Berada di Jalan yang Benar

Kalau kita bicara soal perencanaan keuangan, maka kita akan selalu bertanya-tanya, apakah kita sudah berada di jalan yang benar? Saya, Anda, kita semua pasti punya rencana-rencana yang ingin kita raih di masa depan. Tapi apakah untuk menggapai rencana tersebut kita sudah on target atau malah behind schedule?

Cara cepat untuk menentukan apakah kita sudah berada di jalan yang benar adalah salah satunya dengan mengukur kekayaan bersih (net worth). Berapa sih seharusnya kekayaan bersih yang kita miliki saat ini? Apakah seseorang berusia 30 tahun dengan kekayaan bersih Rp 50 juta lebih buruk daripada seseorang berusia 60 tahun dengan kekayaan bersih Rp 200 juta? Bagaimana kita bisa mengukurnya?

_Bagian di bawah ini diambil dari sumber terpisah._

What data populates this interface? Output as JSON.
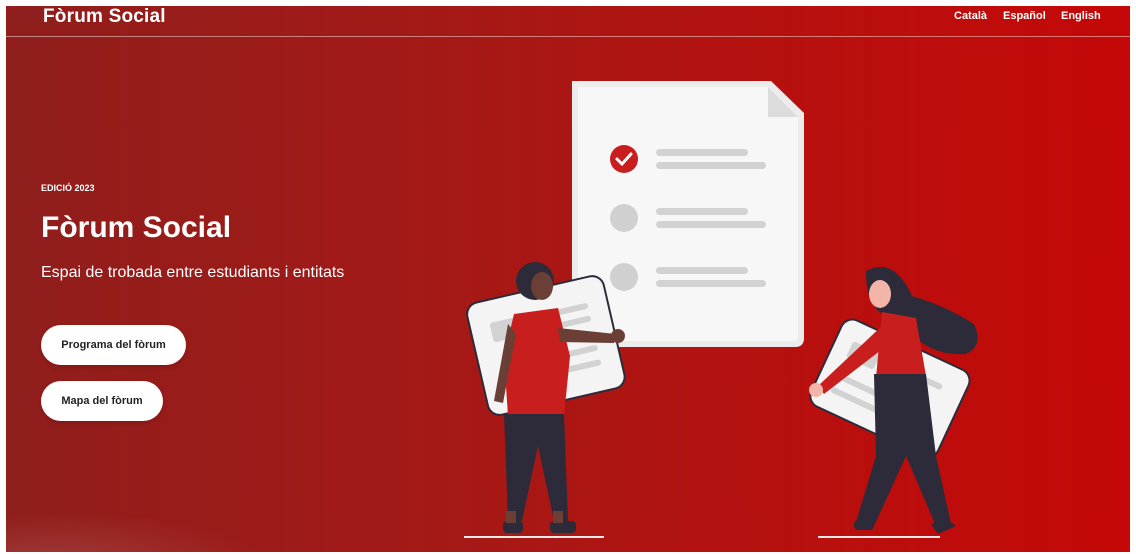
{
  "header": {
    "brand": "Fòrum Social",
    "languages": [
      "Català",
      "Español",
      "English"
    ]
  },
  "hero": {
    "edition": "EDICIÓ 2023",
    "title": "Fòrum Social",
    "subtitle": "Espai de trobada entre estudiants i entitats",
    "buttons": {
      "program": "Programa del fòrum",
      "map": "Mapa del fòrum"
    }
  },
  "colors": {
    "accent_red": "#c81e1e",
    "dark_figure": "#2d2b3a",
    "paper": "#f5f5f5"
  }
}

Dalam buku The Millionaire Next Door, Thomas Stanley dan William Danko mengusulkan sebuah formula berikut:

"Multiply your age times your realized pretax annual household income from all sources except inheritances. Divide by ten. This, less any inherited wealth, is what your net worth should be."

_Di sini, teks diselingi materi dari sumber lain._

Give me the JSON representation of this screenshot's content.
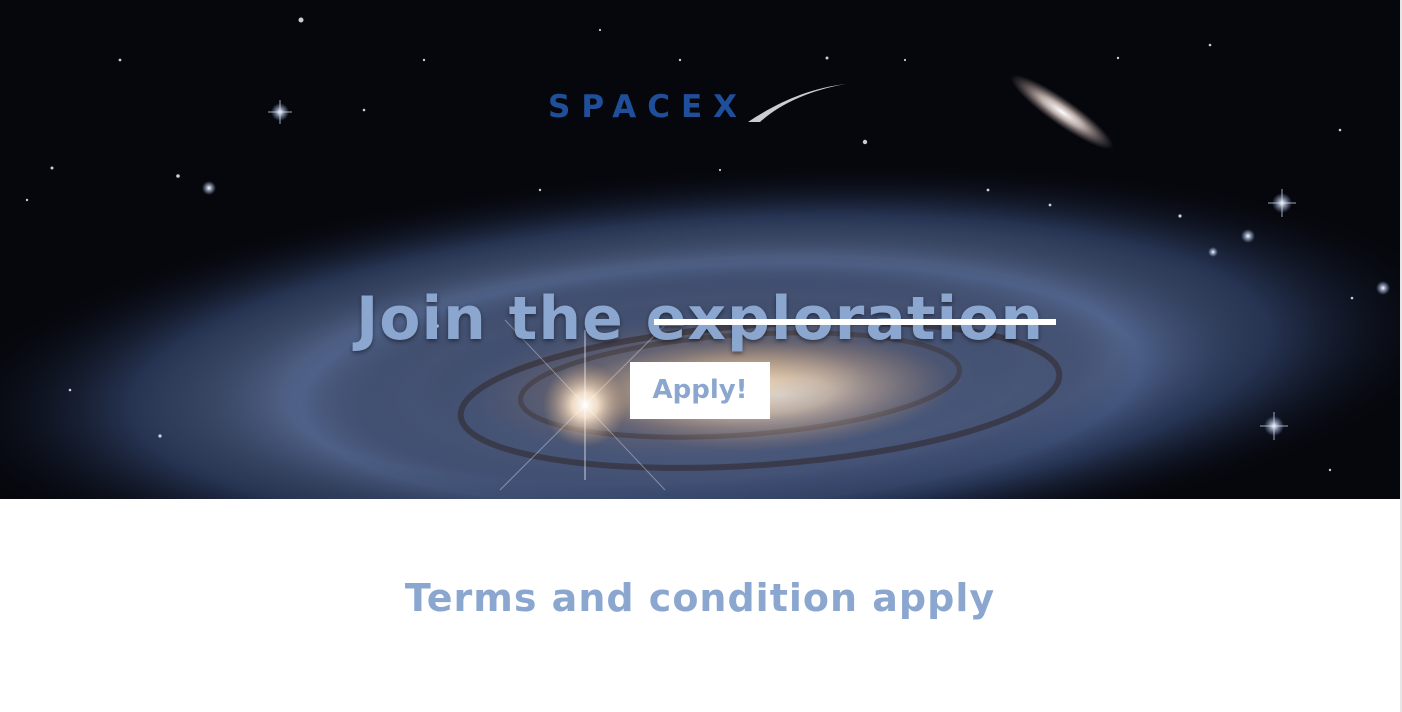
{
  "hero": {
    "logo": {
      "text": "SPACEX",
      "icon": "spacex-logo"
    },
    "headline": "Join the exploration",
    "apply_button_label": "Apply!",
    "background": "galaxy-starfield-image"
  },
  "footer": {
    "terms_text": "Terms and condition apply"
  },
  "colors": {
    "accent": "#8ba7cf",
    "logo_blue": "#1f4f9a",
    "white": "#ffffff"
  }
}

Kalikan usia Anda saat ini dengan seluruh penghasilan tahunan Anda (selain warisan/hibah). Kemudian, dibagi dengan 10. Inilah angka yang seharusnya mencerminkan kekayaan bersih Anda saat ini. Kalau Anda menikah (punya tanggungan), maka tinggal Anda kalikan dua dari angka tersebut.

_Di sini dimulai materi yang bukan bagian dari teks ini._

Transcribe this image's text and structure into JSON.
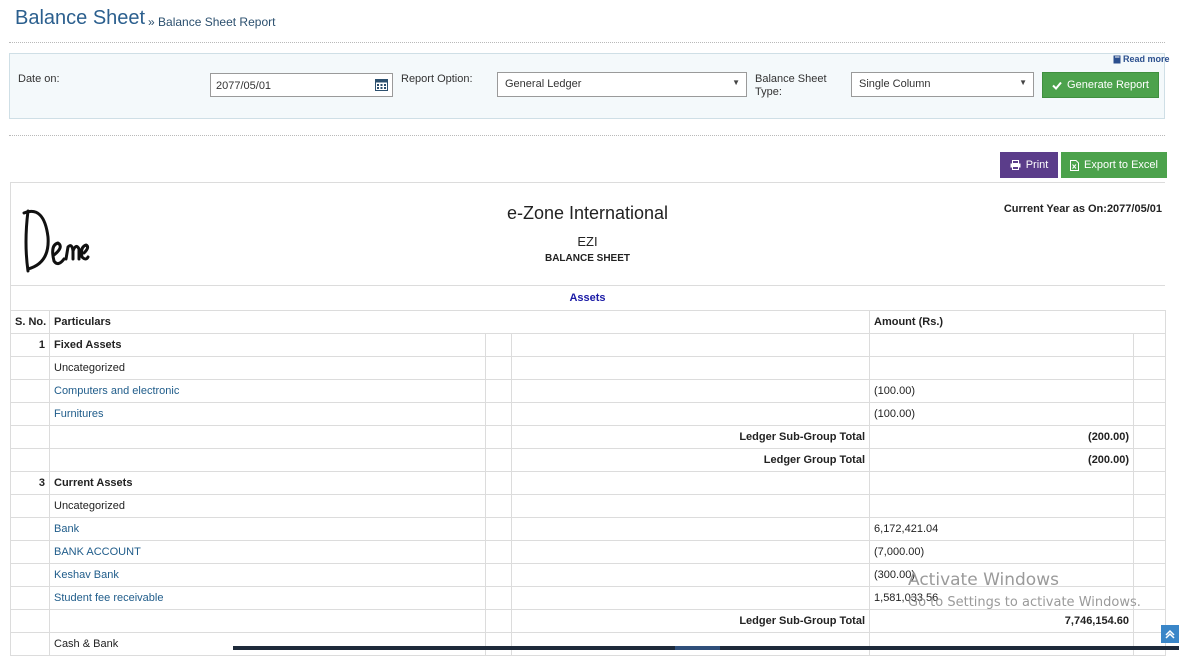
{
  "header": {
    "title": "Balance Sheet",
    "breadcrumb_separator": "»",
    "breadcrumb": "Balance Sheet Report"
  },
  "filters": {
    "read_more": "Read more",
    "date_label": "Date on:",
    "date_value": "2077/05/01",
    "report_option_label": "Report Option:",
    "report_option_value": "General Ledger",
    "type_label_line1": "Balance Sheet",
    "type_label_line2": "Type:",
    "type_value": "Single Column",
    "generate_label": "Generate Report"
  },
  "actions": {
    "print_label": "Print",
    "export_label": "Export to Excel"
  },
  "report": {
    "logo_text": "Demo",
    "company": "e-Zone International",
    "short_name": "EZI",
    "doc_title": "BALANCE SHEET",
    "current_year": "Current Year as On:2077/05/01",
    "section_title": "Assets",
    "columns": {
      "sn": "S. No.",
      "particulars": "Particulars",
      "amount": "Amount (Rs.)"
    },
    "rows": [
      {
        "sn": "1",
        "particulars": "Fixed Assets",
        "label": "",
        "amount": "",
        "kind": "group"
      },
      {
        "sn": "",
        "particulars": "Uncategorized",
        "label": "",
        "amount": "",
        "kind": "plain"
      },
      {
        "sn": "",
        "particulars": "Computers and electronic",
        "label": "",
        "amount": "(100.00)",
        "kind": "ledger"
      },
      {
        "sn": "",
        "particulars": "Furnitures",
        "label": "",
        "amount": "(100.00)",
        "kind": "ledger"
      },
      {
        "sn": "",
        "particulars": "",
        "label": "Ledger Sub-Group Total",
        "amount": "(200.00)",
        "kind": "total"
      },
      {
        "sn": "",
        "particulars": "",
        "label": "Ledger Group Total",
        "amount": "(200.00)",
        "kind": "total"
      },
      {
        "sn": "3",
        "particulars": "Current Assets",
        "label": "",
        "amount": "",
        "kind": "group"
      },
      {
        "sn": "",
        "particulars": "Uncategorized",
        "label": "",
        "amount": "",
        "kind": "plain"
      },
      {
        "sn": "",
        "particulars": "Bank",
        "label": "",
        "amount": "6,172,421.04",
        "kind": "ledger"
      },
      {
        "sn": "",
        "particulars": "BANK ACCOUNT",
        "label": "",
        "amount": "(7,000.00)",
        "kind": "ledger"
      },
      {
        "sn": "",
        "particulars": "Keshav Bank",
        "label": "",
        "amount": "(300.00)",
        "kind": "ledger"
      },
      {
        "sn": "",
        "particulars": "Student fee receivable",
        "label": "",
        "amount": "1,581,033.56",
        "kind": "ledger"
      },
      {
        "sn": "",
        "particulars": "",
        "label": "Ledger Sub-Group Total",
        "amount": "7,746,154.60",
        "kind": "total"
      },
      {
        "sn": "",
        "particulars": "Cash & Bank",
        "label": "",
        "amount": "",
        "kind": "plain"
      }
    ]
  },
  "watermark": {
    "line1": "Activate Windows",
    "line2": "Go to Settings to activate Windows."
  },
  "colors": {
    "title": "#2b5f8e",
    "link": "#1f5c8a",
    "print_button": "#5b3d8a",
    "green_button": "#4ca24c",
    "section_title": "#1a1aa6"
  },
  "icons": [
    "calendar-icon",
    "check-icon",
    "print-icon",
    "excel-icon",
    "book-icon",
    "scroll-top-icon"
  ]
}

Misalkan usia Anda sekarang 35 tahun. Anda mendapatkan gaji Rp 100 juta per tahun. Anda tidak punya tanggungan apa-apa. Berapakah seharusnya kekayaan bersih yang Anda miliki saat ini?

Cara menghitungnya adalah sebagai berikut: 35 (tahun) dikali 100 (juta) dibagi 10 sama dengan 350. Jadi setidaknya Anda harus punya kekayaan bersih sebesar Rp 350 juta saat ini.

Seandainya usia Anda saat ini 60 tahun dan menikah, dengan penghasilan yang sama (Rp 100 juta per tahun), maka seharusnya Anda punya kekayaan bersih sebesar Rp 1,2 miliar.

Formula ini bukan sesuatu yang baru, karena hanya memodifikasi dari formula klasik "10% savings rule." Formula ini juga menyederhanakan aspek lain seperti inflasi, pajak, suku bunga, dan sebagainya. Namun, formula ini cukup bisa menjadi cara cepat dan mudah untuk mengukur kekayaan Anda. Selain itu, biarpun sederhana, formula ini sudah teruji secara matematis.

Nah, sebelum kita masuk ke pembahasan yang lebih teknis dan lebih detil, cobalah Anda ukur kekayaan bersih Anda. Apakah Anda sudah berada di jalan yang benar? Apakah Anda sudah bisa melebihi standar tersebut? Atau malah Anda tertinggal di belakang?

Mengenal Jenis Investasi


Secara umum, investasi bisa dibagi dalam empat kategori utama:

(1) Investasi Surat Berharga (Paper Assets)

Investasi dalam kategori ini adalah investasi menggunakan instrumen finansial seperti reksadana, obligasi, ORI, saham, dan sebagainya. Instrumen surat berharga semacam ini diperjualbelikan di pasar keuangan (pasar modal). Untuk instrumen seperti saham atau obligasi, Anda diharuskan membuka account melalui pialang/broker untuk bisa melakukan transaksi. Sementara untuk instrumen seperti ORI atau reksadana bisa dibeli langsung dari bank atau dari agen penjual yang ditunjuk.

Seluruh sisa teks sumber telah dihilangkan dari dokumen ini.